Poor Haman didn’t even stand a chance when he decided to take down Mordecai. Here he is, finally executing on his plan to rid himself of the one problem in his life, and all of a sudden it all goes wrong. What are the odds, that the king can’t sleep, happens to hear the account of how Mordecai had saved him, and the only person available to consult on how to reward Mordecai is the one seeking to kill him?

They’re really, really low, only God knows how low. But he also knew exactly what was coming, and that’s the most important bit of this story. Relatedly, we see Haman’s advisors and even his wife make an interesting statement, “If Mordecai… is a Jew, you will not overcome him…” Why in the world would they say that?
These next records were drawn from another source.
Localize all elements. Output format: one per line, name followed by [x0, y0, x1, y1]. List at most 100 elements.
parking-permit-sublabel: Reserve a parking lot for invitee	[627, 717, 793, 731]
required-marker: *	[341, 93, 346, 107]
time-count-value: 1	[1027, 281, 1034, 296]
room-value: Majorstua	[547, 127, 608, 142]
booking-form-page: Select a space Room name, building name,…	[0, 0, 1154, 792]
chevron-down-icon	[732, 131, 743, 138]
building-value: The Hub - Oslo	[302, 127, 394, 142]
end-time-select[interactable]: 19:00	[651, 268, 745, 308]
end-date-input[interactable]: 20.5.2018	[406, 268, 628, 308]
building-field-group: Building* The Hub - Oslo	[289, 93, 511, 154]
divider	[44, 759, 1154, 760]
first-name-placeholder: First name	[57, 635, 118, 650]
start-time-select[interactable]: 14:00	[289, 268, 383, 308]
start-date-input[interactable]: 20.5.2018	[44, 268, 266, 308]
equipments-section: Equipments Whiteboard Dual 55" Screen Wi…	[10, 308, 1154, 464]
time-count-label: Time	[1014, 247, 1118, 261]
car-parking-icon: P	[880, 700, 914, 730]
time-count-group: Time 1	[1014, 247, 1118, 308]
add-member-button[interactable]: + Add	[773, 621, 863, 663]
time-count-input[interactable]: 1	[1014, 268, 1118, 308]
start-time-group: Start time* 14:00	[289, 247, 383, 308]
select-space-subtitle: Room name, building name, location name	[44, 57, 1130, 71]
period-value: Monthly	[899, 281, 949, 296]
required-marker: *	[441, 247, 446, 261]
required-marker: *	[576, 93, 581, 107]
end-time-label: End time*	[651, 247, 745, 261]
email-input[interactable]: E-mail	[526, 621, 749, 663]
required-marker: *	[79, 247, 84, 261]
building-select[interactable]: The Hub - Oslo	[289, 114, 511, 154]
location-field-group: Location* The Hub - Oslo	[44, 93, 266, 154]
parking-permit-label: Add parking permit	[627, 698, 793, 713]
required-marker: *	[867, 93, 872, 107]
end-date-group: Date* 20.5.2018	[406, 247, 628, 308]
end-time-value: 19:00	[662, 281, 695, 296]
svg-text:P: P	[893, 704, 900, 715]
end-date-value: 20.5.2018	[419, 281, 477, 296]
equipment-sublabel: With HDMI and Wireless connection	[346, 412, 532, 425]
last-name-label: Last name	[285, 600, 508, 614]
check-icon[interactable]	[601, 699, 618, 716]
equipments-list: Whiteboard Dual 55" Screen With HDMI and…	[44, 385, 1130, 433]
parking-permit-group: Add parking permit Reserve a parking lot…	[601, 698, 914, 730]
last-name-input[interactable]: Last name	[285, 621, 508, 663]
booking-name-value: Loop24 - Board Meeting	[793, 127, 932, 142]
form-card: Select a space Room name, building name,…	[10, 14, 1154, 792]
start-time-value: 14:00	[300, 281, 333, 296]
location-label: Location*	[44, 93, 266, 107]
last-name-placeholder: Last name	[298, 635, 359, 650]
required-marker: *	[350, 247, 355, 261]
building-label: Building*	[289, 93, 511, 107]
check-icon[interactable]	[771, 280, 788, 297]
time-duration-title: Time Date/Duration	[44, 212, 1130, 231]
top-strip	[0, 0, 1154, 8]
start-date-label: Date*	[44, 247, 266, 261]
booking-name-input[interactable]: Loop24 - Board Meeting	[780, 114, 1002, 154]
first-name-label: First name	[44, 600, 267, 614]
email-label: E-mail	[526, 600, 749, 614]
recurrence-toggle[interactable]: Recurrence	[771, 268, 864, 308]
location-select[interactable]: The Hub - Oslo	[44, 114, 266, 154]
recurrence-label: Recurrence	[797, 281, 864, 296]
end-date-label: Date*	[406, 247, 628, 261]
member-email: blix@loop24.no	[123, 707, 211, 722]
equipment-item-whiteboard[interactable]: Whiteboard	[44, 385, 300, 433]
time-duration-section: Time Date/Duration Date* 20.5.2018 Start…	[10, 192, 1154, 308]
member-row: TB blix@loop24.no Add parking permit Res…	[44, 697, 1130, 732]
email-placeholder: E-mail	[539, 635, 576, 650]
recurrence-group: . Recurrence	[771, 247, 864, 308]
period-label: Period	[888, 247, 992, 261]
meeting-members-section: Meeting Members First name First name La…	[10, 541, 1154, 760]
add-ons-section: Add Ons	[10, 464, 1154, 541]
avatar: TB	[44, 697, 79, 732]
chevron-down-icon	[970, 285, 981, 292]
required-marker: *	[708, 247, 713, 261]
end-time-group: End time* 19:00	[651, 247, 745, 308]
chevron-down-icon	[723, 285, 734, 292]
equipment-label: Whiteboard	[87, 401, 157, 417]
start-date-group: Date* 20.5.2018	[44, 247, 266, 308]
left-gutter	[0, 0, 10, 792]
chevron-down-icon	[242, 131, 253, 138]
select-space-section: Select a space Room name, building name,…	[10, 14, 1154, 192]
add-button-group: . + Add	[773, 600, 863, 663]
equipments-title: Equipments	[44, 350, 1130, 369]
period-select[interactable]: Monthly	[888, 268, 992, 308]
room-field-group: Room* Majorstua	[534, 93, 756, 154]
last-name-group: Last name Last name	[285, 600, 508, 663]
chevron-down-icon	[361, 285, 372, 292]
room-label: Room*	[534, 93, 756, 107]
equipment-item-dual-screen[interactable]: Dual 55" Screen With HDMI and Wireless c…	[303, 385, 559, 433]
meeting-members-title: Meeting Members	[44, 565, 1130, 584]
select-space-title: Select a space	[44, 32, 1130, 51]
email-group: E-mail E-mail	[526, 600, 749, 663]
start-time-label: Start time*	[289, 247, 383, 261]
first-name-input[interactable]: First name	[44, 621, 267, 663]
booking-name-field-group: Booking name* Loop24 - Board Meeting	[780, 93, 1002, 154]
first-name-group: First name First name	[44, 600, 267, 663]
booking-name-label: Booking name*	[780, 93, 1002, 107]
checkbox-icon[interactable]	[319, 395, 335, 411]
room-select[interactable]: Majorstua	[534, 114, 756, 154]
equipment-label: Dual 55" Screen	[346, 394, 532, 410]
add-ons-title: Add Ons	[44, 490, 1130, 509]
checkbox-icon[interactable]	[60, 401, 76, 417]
For all their shortcomings, and even after being carried into captivity, the Jews still had a reputation as the chosen people of God. Even those who worshipped and served idols and other deities, they knew the Jews were special. But it wasn’t really because the Jews were “chosen” or “special”, it was because of the God who had made them so. They might just as well have said, “hey, if you’re going to go up against the God of the Jews, there’s no way to win that battle.”

He doesn’t change, and He still has a plan for our lives too. He created every person on this planet with a purpose. You can choose to accept that and the adventure that follows, or you can choose to be like Haman and fight against God. The odds weren’t good for Haman, and they aren’t good for anyone who opposes God either.

But it isn’t about giving in to the inevitable, it’s about giving in to your best possible life with God. That’s not just a mediocre existence, that’s the ultimate calling, and something (and someone) worth living for.